Pendant plus de 30 ans, le PDF s’est imposé comme le standard universel pour échanger des documents numériques. Factures, contrats, justificatifs, rapports réglementaires, etc., des milliards d’organisations s’appuient chaque jour sur ce format créé par Adobe en 1993. Mais l’essor de l’IA générative remet aujourd’hui en question certaines de ses limites. Un débat relancé récemment par The Economist et auquel prend part Code Confiance.
Le PDF a été conçu pour préserver la mise en page d’un document, quel que soit l’ordinateur ou le logiciel utilisé. C’est précisément ce qui a fait son succès. Mais cette logique pose problème dans un monde où les machines doivent interpréter automatiquement les contenus.
Les modèles d’IA générative ont souvent du mal à analyser correctement les PDF. Les colonnes peuvent être lues dans le mauvais ordre, les en-têtes ou pieds de page perturbent la compréhension, et la structure logique du document n’est pas toujours identifiable. Résultat : certaines réponses produites par les assistants IA peuvent être erronées ou incohérentes.
Selon The Economist, ces difficultés d’interprétation constituent l’une des causes possibles des “hallucinations” observées dans les systèmes d’IA.
Un terrain favorable pour certaines fraudes
Le PDF possède également une autre faiblesse : il est devenu l’un des formats privilégiés pour diffuser des documents frauduleux.
Fausses factures, faux justificatifs de domicile, bulletins de salaire falsifiés ou relevés bancaires manipulés circulent massivement sous forme de PDF. Dans les environnements où les contrôles sont encore manuels, ces documents peuvent parfois passer les mailles du filet.
À cela s’ajoute un autre risque. Selon l’éditeur de cybersécurité Check Point, environ un cinquième des cyberattaques diffusées par email utilisent des pièces jointes au format PDF. Derrière l’apparence d’un document administratif classique peut ainsi se cacher un contenu malveillant.
La réponse ne sera pas la disparition du PDF
Pour certains acteurs du secteur, ces limites ouvrent la voie à de nouveaux formats documentaires mieux adaptés à l’intelligence artificielle. Des start-ups travaillent déjà à la conception de fichiers conçus pour être compris directement par les machines.
Mais cette hypothèse reste largement débattue. Pour Duff Johnson, président de la PDF Association, le problème ne vient pas du format lui-même mais de la manière dont les systèmes informatiques l’exploitent. Rien n’empêche, selon lui, de concevoir des outils capables d’analyser correctement les PDF.
Les grands acteurs de la technologie semblent d’ailleurs aller dans ce sens. Adobe a intégré un assistant IA directement dans Acrobat pour faciliter l’analyse des documents, tandis que Google a développé des outils permettant à ses modèles Gemini d’ingérer plus efficacement des fichiers PDF.

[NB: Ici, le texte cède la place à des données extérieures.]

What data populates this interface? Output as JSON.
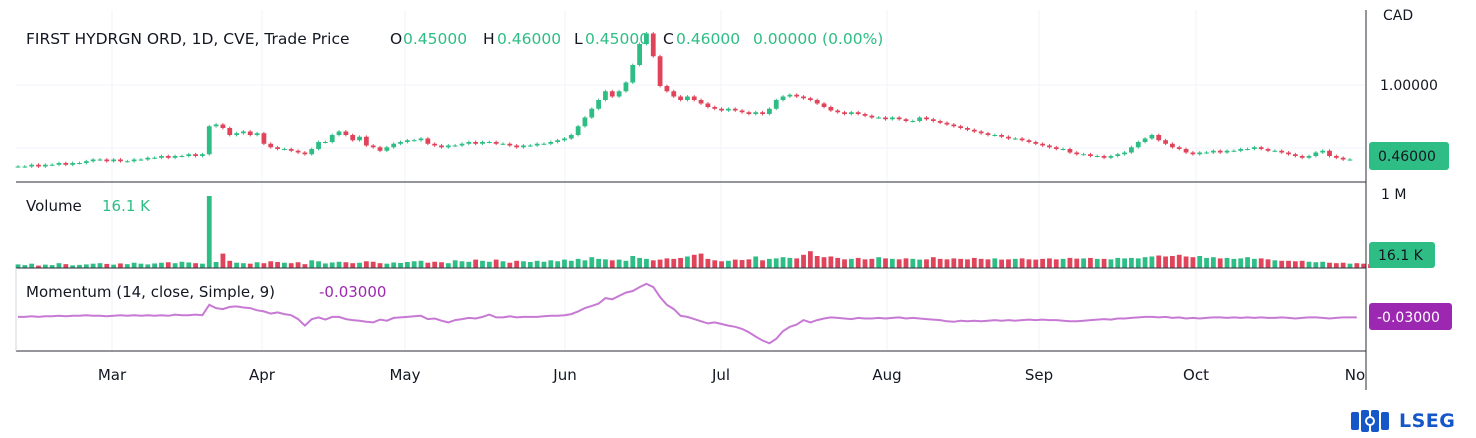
{
  "legend": {
    "title": "FIRST HYDRGN ORD, 1D, CVE, Trade Price",
    "o_label": "O",
    "o_value": "0.45000",
    "h_label": "H",
    "h_value": "0.46000",
    "l_label": "L",
    "l_value": "0.45000",
    "c_label": "C",
    "c_value": "0.46000",
    "change": "0.00000 (0.00%)"
  },
  "price_axis": {
    "currency": "CAD",
    "tick": "1.00000",
    "last_price": "0.46000"
  },
  "volume_pane": {
    "label": "Volume",
    "value": "16.1 K",
    "axis_tick": "1 M",
    "last_value": "16.1 K"
  },
  "momentum_pane": {
    "label": "Momentum (14, close, Simple, 9)",
    "value": "-0.03000",
    "last_value": "-0.03000"
  },
  "logo": {
    "text": "LSEG"
  },
  "colors": {
    "up": "#2ebd85",
    "down": "#e0445a",
    "momentum": "#c77ad3",
    "momentum_badge": "#9c27b0",
    "badge_green": "#2ebd85",
    "logo": "#1556c9"
  },
  "chart_data": {
    "type": "candlestick",
    "x_tick_labels": [
      "Mar",
      "Apr",
      "May",
      "Jun",
      "Jul",
      "Aug",
      "Sep",
      "Oct",
      "No"
    ],
    "price_ylim": [
      0.4,
      1.2
    ],
    "price_series": [
      0.42,
      0.42,
      0.43,
      0.42,
      0.43,
      0.43,
      0.44,
      0.43,
      0.44,
      0.44,
      0.45,
      0.46,
      0.46,
      0.45,
      0.46,
      0.45,
      0.45,
      0.46,
      0.46,
      0.47,
      0.47,
      0.48,
      0.47,
      0.48,
      0.48,
      0.49,
      0.48,
      0.49,
      0.65,
      0.66,
      0.64,
      0.6,
      0.61,
      0.62,
      0.6,
      0.61,
      0.55,
      0.53,
      0.52,
      0.52,
      0.51,
      0.5,
      0.49,
      0.52,
      0.56,
      0.56,
      0.6,
      0.62,
      0.6,
      0.57,
      0.59,
      0.54,
      0.53,
      0.51,
      0.53,
      0.55,
      0.56,
      0.57,
      0.57,
      0.58,
      0.55,
      0.54,
      0.53,
      0.54,
      0.54,
      0.55,
      0.56,
      0.55,
      0.56,
      0.56,
      0.55,
      0.55,
      0.54,
      0.53,
      0.54,
      0.54,
      0.55,
      0.55,
      0.56,
      0.57,
      0.58,
      0.6,
      0.65,
      0.7,
      0.75,
      0.8,
      0.85,
      0.82,
      0.85,
      0.9,
      1.0,
      1.12,
      1.18,
      1.05,
      0.88,
      0.85,
      0.82,
      0.8,
      0.82,
      0.8,
      0.78,
      0.76,
      0.75,
      0.74,
      0.75,
      0.74,
      0.73,
      0.72,
      0.73,
      0.72,
      0.75,
      0.8,
      0.82,
      0.83,
      0.82,
      0.81,
      0.8,
      0.78,
      0.76,
      0.74,
      0.73,
      0.72,
      0.73,
      0.72,
      0.71,
      0.7,
      0.7,
      0.69,
      0.7,
      0.69,
      0.68,
      0.68,
      0.7,
      0.69,
      0.68,
      0.67,
      0.66,
      0.65,
      0.64,
      0.63,
      0.62,
      0.61,
      0.6,
      0.6,
      0.59,
      0.58,
      0.58,
      0.57,
      0.56,
      0.55,
      0.54,
      0.53,
      0.52,
      0.52,
      0.5,
      0.49,
      0.49,
      0.48,
      0.48,
      0.47,
      0.48,
      0.49,
      0.5,
      0.53,
      0.56,
      0.58,
      0.6,
      0.57,
      0.55,
      0.53,
      0.52,
      0.5,
      0.49,
      0.5,
      0.5,
      0.51,
      0.5,
      0.51,
      0.51,
      0.52,
      0.52,
      0.53,
      0.52,
      0.51,
      0.51,
      0.5,
      0.49,
      0.48,
      0.47,
      0.48,
      0.5,
      0.51,
      0.48,
      0.47,
      0.46,
      0.46
    ],
    "volume_series": [
      1.5,
      1.2,
      1.8,
      1.0,
      1.4,
      1.2,
      2.0,
      1.6,
      1.1,
      1.3,
      1.5,
      1.8,
      2.0,
      1.7,
      1.4,
      1.9,
      1.6,
      2.2,
      1.8,
      1.5,
      1.9,
      2.2,
      2.4,
      2.0,
      2.6,
      2.3,
      2.0,
      1.8,
      30,
      2.5,
      6,
      3,
      2.2,
      2.0,
      1.8,
      2.4,
      2.0,
      2.8,
      2.5,
      2.2,
      2.0,
      2.4,
      1.6,
      3.2,
      2.8,
      1.9,
      2.3,
      2.6,
      2.4,
      2.0,
      2.2,
      2.8,
      2.6,
      2.0,
      1.8,
      2.3,
      2.1,
      2.5,
      2.8,
      3.0,
      2.2,
      2.6,
      2.4,
      2.0,
      3.2,
      2.8,
      2.6,
      3.5,
      3.0,
      2.6,
      3.5,
      2.8,
      2.2,
      3.0,
      2.8,
      2.5,
      3.0,
      2.6,
      3.2,
      2.8,
      3.5,
      3.0,
      3.8,
      3.2,
      4.5,
      3.8,
      3.6,
      3.2,
      3.5,
      3.0,
      5.0,
      4.2,
      3.8,
      3.2,
      3.5,
      4.0,
      3.8,
      4.2,
      4.8,
      5.5,
      6,
      3.8,
      3.2,
      2.8,
      3.0,
      3.5,
      3.3,
      3.6,
      4.8,
      3.2,
      3.8,
      4.0,
      4.5,
      4.2,
      4.0,
      5.5,
      7,
      5.0,
      4.5,
      4.8,
      4.2,
      3.6,
      3.8,
      4.2,
      3.6,
      3.8,
      4.5,
      4.0,
      3.8,
      3.6,
      4.0,
      3.8,
      3.5,
      3.6,
      4.5,
      3.8,
      3.6,
      4.0,
      3.8,
      3.6,
      4.2,
      3.8,
      3.6,
      4.0,
      3.5,
      3.6,
      3.8,
      4.0,
      3.6,
      3.5,
      3.8,
      4.0,
      3.6,
      3.8,
      4.2,
      3.9,
      4.0,
      4.2,
      3.8,
      3.8,
      3.6,
      4.2,
      4.0,
      4.2,
      4.0,
      4.5,
      4.8,
      5.2,
      4.8,
      5.0,
      5.5,
      4.8,
      4.5,
      5.0,
      4.2,
      4.5,
      4.0,
      4.2,
      3.8,
      4.0,
      4.5,
      3.8,
      4.0,
      3.6,
      3.2,
      3.0,
      3.0,
      2.8,
      3.0,
      2.6,
      2.4,
      2.6,
      2.2,
      2.0,
      2.2,
      1.8,
      2.0,
      1.8,
      1.6
    ],
    "momentum_series": [
      -0.02,
      -0.02,
      -0.01,
      -0.02,
      -0.01,
      -0.01,
      0.0,
      -0.01,
      0.0,
      0.0,
      0.01,
      0.0,
      0.0,
      -0.01,
      0.0,
      0.01,
      0.0,
      0.01,
      0.0,
      0.01,
      0.0,
      0.01,
      0.0,
      0.02,
      0.01,
      0.01,
      0.02,
      0.01,
      0.2,
      0.14,
      0.12,
      0.16,
      0.17,
      0.15,
      0.14,
      0.1,
      0.08,
      0.04,
      0.06,
      0.03,
      0.01,
      -0.06,
      -0.18,
      -0.06,
      -0.03,
      -0.07,
      -0.02,
      -0.02,
      -0.06,
      -0.08,
      -0.09,
      -0.11,
      -0.12,
      -0.07,
      -0.09,
      -0.04,
      -0.03,
      -0.02,
      -0.01,
      0.0,
      -0.06,
      -0.05,
      -0.09,
      -0.12,
      -0.08,
      -0.06,
      -0.04,
      -0.05,
      -0.02,
      0.02,
      -0.03,
      -0.03,
      -0.01,
      -0.03,
      -0.02,
      -0.02,
      -0.02,
      -0.01,
      0.0,
      0.0,
      0.01,
      0.03,
      0.08,
      0.14,
      0.18,
      0.22,
      0.32,
      0.3,
      0.36,
      0.42,
      0.45,
      0.52,
      0.58,
      0.52,
      0.34,
      0.2,
      0.12,
      0.0,
      -0.02,
      -0.06,
      -0.1,
      -0.14,
      -0.12,
      -0.15,
      -0.18,
      -0.2,
      -0.24,
      -0.3,
      -0.38,
      -0.45,
      -0.5,
      -0.42,
      -0.28,
      -0.2,
      -0.16,
      -0.08,
      -0.12,
      -0.08,
      -0.05,
      -0.03,
      -0.04,
      -0.05,
      -0.06,
      -0.04,
      -0.05,
      -0.05,
      -0.04,
      -0.05,
      -0.04,
      -0.03,
      -0.05,
      -0.04,
      -0.05,
      -0.06,
      -0.07,
      -0.08,
      -0.1,
      -0.11,
      -0.09,
      -0.1,
      -0.09,
      -0.1,
      -0.09,
      -0.08,
      -0.09,
      -0.08,
      -0.09,
      -0.08,
      -0.07,
      -0.08,
      -0.07,
      -0.08,
      -0.08,
      -0.09,
      -0.1,
      -0.1,
      -0.09,
      -0.08,
      -0.07,
      -0.06,
      -0.07,
      -0.05,
      -0.05,
      -0.04,
      -0.03,
      -0.02,
      -0.02,
      -0.03,
      -0.02,
      -0.04,
      -0.03,
      -0.05,
      -0.04,
      -0.05,
      -0.04,
      -0.03,
      -0.03,
      -0.04,
      -0.03,
      -0.04,
      -0.03,
      -0.04,
      -0.03,
      -0.04,
      -0.04,
      -0.03,
      -0.04,
      -0.05,
      -0.04,
      -0.03,
      -0.03,
      -0.04,
      -0.05,
      -0.04,
      -0.03,
      -0.03,
      -0.03
    ],
    "volume_ylim": [
      0,
      30
    ],
    "momentum_ylim": [
      -0.55,
      0.65
    ]
  }
}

Vers des documents réellement vérifiables
La véritable évolution pourrait donc être ailleurs et se situer dans la capacité à renforcer la fiabilité des documents numériques.
De plus en plus d’organisations cherchent aujourd’hui à sécuriser leurs PDF en y intégrant des signatures électroniques, des horodatages, des certificats ou des métadonnées permettant de tracer leur origine et leurs modifications. L’objectif étant de garantir l’authenticité du document et de prouver qu’il n’a pas été altéré.
Parallèlement, une autre approche gagne du terrain : celle des documents vérifiables reposant sur des identités numériques et des verifiable credentials. Dans ce modèle, l’information elle-même peut être authentifiée de manière cryptographique, indépendamment de son apparence visuelle.
Vers moins de confiance visuelle, plus de preuve numérique
Reste que le PDF ne disparaîtra probablement pas de sitôt. Avec plus de 2 500 milliards de documents en circulation, il est aujourd’hui encore l’un des formats les plus utilisés au monde pour échanger des informations.
Mais dans un environnement dominé par l’automatisation et l’IA, la simple apparence d’un document ne suffit plus. Les entreprises doivent désormais être capables de prouver son authenticité.
L’enjeu n’est donc pas de produire moins de PDF, mais de produire des PDF plus fiables, enrichis de mécanismes de vérification et de traçabilité.